The Nigerian naira continued its downward trajectory on the parallel market, depreciating to ₦1,620 per US dollar as of Monday, amid sustained demand pressure and limited dollar supply.
Currency traders across major cities, including Lagos and Abuja, confirmed the new rate, attributing the sharp depreciation to an increase in speculative trading and a widening gap between official and unofficial exchange rates.
Market analysts suggest that the persistent scarcity of foreign exchange, particularly from the Central Bank of Nigeria (CBN), has continued to drive demand to the black market, where rates remain volatile and significantly higher.
“This depreciation reflects both the ongoing FX supply challenges and the lack of confidence in the formal window,” one trader in Lagos told Madmo Newsroom. “Importers and businesses are left with no choice but to seek dollars from the parallel market, pushing up rates.”
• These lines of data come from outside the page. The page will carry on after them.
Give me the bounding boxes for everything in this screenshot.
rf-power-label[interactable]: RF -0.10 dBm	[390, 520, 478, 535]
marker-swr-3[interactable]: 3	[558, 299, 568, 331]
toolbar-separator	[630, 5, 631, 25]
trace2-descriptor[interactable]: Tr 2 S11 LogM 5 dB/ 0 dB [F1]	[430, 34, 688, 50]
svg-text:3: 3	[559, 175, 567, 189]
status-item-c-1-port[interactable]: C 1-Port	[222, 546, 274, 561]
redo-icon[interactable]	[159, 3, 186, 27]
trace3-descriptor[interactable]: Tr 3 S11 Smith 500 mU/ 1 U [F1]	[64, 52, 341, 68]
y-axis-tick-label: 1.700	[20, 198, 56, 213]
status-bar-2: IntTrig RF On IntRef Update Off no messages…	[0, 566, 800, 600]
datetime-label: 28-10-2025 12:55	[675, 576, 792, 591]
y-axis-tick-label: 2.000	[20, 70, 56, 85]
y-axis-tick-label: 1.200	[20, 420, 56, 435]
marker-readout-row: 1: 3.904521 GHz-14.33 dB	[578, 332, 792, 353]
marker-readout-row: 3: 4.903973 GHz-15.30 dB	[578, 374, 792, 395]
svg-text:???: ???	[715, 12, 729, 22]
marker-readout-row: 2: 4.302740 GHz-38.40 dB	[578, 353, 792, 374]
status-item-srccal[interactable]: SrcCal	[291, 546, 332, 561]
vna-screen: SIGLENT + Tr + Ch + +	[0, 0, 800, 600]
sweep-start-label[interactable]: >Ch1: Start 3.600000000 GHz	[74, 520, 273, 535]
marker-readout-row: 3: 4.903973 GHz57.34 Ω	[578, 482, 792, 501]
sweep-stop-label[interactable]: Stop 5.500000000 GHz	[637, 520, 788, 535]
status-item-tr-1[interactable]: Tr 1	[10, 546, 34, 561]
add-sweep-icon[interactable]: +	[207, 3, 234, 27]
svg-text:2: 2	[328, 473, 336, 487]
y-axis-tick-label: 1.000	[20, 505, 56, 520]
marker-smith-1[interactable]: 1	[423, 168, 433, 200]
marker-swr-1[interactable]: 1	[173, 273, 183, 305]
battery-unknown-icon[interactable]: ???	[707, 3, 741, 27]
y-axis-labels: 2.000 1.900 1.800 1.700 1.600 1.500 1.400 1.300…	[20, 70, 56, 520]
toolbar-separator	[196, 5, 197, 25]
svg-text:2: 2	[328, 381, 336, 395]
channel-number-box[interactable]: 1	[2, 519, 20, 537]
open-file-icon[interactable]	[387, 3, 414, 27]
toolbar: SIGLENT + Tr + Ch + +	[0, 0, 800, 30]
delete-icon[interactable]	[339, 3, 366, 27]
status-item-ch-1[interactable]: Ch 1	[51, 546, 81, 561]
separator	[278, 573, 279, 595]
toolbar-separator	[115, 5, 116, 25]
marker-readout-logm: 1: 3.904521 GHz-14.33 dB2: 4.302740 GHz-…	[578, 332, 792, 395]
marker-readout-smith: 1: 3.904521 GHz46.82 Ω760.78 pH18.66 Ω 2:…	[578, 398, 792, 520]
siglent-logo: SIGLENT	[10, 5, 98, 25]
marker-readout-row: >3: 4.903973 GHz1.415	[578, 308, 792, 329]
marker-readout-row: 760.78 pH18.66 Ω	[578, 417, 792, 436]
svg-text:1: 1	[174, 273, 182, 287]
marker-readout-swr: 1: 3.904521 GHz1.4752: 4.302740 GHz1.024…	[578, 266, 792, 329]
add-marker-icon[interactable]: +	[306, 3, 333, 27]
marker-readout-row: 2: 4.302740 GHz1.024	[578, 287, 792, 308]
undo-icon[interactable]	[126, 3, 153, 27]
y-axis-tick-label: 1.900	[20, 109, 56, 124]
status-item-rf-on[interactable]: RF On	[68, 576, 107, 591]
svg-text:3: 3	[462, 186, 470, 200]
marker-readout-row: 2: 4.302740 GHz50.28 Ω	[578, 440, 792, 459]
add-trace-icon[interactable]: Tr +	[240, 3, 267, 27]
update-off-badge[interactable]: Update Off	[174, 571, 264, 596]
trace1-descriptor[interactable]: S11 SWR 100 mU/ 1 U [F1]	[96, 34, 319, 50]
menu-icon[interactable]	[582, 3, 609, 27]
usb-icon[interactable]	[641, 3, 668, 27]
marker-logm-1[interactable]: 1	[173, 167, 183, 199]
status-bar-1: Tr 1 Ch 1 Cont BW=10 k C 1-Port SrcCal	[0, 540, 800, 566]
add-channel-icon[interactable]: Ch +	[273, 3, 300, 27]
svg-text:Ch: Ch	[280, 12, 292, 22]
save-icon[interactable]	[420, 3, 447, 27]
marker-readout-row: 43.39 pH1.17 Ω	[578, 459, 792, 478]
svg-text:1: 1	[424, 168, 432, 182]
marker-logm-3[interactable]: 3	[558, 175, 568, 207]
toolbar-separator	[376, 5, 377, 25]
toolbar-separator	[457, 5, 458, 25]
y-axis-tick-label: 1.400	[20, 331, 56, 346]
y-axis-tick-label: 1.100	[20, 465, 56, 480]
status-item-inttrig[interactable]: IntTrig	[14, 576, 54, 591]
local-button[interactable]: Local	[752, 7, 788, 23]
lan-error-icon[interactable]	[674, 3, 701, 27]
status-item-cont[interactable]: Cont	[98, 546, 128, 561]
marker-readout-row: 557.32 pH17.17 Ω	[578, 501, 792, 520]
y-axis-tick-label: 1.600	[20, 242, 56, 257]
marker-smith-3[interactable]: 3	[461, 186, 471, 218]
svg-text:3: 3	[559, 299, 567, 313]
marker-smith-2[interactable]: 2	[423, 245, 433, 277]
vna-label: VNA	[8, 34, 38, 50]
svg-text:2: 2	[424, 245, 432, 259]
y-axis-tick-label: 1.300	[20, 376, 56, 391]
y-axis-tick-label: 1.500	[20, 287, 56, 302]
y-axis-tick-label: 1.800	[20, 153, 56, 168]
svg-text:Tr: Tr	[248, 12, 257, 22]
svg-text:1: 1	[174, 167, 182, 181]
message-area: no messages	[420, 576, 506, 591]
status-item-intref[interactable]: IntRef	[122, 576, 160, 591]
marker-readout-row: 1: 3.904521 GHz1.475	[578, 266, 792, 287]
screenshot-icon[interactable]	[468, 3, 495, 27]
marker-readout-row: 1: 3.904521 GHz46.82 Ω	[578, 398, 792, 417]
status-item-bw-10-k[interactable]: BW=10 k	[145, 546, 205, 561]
The official Investors’ & Exporters’ (I&E) window, however, maintained a significantly lower exchange rate, intensifying calls for urgent interventions to unify the market and stabilize the currency.
Economic observers warn that the sustained pressure on the naira could lead to further inflation, especially on imported goods, and worsen the cost-of-living crisis currently facing Nigerians.
The CBN has yet to issue a formal response to the latest development.